Answers to 2002 Final Exam

1. 12,870
    
2. a) mean=76.83, variance=181.37, standard error=5.498
   b) 1 sample t-test: t=3.06, DF=5, t-crit = 2.571 (two-tailed)
   Yes, it can be said that the 23-Skidoo users do swing dance over an hour on average. t-crit for one-tailed test. A one-tailed could also be defended, giving t-crit=2.015.
    
3. Regression: Independent = Age, Dependent = Amount of dancing time
    
4. Wilcoxon Paired-sample test: T-plus = 33, T-minus = 3, T-crit = 3 >
   There are significant differences among the dancing shoes worn.
    
5. Model III 2-factor ANOVA, Independent = Treatment (fixed) & Dance type (random), Dependent = Dancing time Ooh... Only partial credit. This would be a Model III 2-factor, with treatment as a fixed effect and dance type as a random effect. > 6.
    
6. Z=1.73, t-crit=1.960 >
   No significant difference between the two
    
7. (1/256) = 0.0039 or 0.39% Right - or 0.0039. I should have made this more challenging by asking for the number of groups with 3 & 1 or 2 & 2. > 8.
    
8. A nested ANOVA was done. Group F-ratio = 1.06, F-crit = 7.71, P > 0.25
   No significant differences among the two groups, only significant differences among the different nursing homes. Right on most of it. F-crit for DF of 1 & 4 is 7.71 (one-tailed!), and p > 0.25 (would have been p > 0.50 for your 2-tailed test). > 9.
    
9. 2 × 2 contingency table
   Chi-square = 0.287 (uncorrected) or 0.101 (Haber's correction)

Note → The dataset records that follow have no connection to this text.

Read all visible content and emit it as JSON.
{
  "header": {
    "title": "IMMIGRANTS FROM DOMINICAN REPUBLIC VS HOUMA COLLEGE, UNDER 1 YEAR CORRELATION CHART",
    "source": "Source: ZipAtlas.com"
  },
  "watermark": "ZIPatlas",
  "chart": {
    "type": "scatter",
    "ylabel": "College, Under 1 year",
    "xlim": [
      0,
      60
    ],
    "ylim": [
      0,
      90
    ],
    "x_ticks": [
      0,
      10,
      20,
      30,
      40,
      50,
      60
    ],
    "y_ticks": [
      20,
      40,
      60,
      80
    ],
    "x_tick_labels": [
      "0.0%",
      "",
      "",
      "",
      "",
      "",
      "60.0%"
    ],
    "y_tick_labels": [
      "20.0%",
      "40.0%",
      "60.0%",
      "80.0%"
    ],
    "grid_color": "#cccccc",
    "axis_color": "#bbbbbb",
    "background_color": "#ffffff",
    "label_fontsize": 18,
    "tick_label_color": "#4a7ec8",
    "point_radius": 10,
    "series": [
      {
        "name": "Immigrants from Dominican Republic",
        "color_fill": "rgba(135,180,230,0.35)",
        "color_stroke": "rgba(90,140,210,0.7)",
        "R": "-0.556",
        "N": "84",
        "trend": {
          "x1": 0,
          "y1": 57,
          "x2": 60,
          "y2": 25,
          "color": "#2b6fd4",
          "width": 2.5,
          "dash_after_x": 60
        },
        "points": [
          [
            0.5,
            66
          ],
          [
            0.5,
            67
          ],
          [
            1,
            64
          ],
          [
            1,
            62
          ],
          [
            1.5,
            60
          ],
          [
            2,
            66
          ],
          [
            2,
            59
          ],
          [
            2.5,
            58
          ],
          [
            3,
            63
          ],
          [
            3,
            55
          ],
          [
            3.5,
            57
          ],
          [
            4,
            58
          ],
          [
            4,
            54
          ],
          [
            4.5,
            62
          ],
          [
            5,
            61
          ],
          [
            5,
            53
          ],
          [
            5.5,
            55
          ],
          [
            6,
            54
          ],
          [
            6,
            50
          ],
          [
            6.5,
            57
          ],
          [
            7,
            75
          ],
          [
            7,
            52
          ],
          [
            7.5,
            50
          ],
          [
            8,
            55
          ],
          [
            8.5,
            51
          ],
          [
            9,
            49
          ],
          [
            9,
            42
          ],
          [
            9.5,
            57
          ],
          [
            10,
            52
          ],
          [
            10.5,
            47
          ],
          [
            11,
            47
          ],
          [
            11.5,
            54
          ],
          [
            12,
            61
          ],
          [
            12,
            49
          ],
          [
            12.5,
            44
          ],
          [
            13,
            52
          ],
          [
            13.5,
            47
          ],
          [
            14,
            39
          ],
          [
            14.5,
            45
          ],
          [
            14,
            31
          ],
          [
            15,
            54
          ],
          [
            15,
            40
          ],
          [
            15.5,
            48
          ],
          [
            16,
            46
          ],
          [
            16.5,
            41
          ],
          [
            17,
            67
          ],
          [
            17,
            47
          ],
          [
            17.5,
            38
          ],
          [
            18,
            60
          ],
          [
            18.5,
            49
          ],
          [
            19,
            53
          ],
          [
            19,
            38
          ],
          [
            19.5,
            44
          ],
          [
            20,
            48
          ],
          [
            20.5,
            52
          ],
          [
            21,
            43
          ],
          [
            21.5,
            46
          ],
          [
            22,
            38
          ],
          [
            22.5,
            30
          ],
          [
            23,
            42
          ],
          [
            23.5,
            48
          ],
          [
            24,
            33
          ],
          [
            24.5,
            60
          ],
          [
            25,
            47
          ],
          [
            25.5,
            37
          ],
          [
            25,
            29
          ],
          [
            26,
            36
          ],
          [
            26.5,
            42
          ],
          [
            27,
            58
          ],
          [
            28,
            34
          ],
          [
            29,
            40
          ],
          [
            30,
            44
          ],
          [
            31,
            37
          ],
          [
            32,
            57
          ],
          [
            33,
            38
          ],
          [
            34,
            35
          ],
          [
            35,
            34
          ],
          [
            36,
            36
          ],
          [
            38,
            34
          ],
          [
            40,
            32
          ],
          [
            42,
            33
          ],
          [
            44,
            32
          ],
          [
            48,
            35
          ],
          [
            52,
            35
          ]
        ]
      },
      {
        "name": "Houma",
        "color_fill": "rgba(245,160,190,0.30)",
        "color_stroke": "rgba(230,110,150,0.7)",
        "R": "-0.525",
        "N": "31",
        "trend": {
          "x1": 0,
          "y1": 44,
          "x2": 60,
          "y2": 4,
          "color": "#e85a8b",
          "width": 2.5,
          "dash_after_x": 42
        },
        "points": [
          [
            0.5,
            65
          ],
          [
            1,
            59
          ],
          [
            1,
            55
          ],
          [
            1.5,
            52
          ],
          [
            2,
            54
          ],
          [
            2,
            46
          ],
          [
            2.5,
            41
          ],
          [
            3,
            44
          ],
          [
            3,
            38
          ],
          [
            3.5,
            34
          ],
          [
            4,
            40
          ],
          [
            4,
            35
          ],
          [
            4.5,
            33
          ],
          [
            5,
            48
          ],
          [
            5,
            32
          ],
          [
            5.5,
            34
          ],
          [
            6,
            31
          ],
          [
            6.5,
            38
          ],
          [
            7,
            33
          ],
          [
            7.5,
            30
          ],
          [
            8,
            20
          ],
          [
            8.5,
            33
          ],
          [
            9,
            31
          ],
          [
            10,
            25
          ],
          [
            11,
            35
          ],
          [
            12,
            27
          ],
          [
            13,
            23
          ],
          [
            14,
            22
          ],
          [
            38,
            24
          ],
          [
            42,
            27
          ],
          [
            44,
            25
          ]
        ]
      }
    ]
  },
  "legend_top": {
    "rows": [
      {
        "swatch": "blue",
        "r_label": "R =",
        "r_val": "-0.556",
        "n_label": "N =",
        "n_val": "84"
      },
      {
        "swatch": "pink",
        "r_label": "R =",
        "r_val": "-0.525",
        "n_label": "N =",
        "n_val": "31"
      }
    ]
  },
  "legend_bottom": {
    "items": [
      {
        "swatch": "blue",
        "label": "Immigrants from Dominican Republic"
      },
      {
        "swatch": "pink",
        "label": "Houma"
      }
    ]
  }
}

   Log-likelihood = 0.287 (uncorrected) or 0.047 (Yate's correction)
   Chi-squared-crit = 2.841 - Does not significantly improve chances of being asked to dance.
    
10. a) A survival table analsysi would be one approach. Another would be a 2 × 2 contingency table with Drug/No drug and Died/Didn't die as the categories.
    b) A logistic regression would be most appropriate, with Use/No use as the bionomial dependent variable.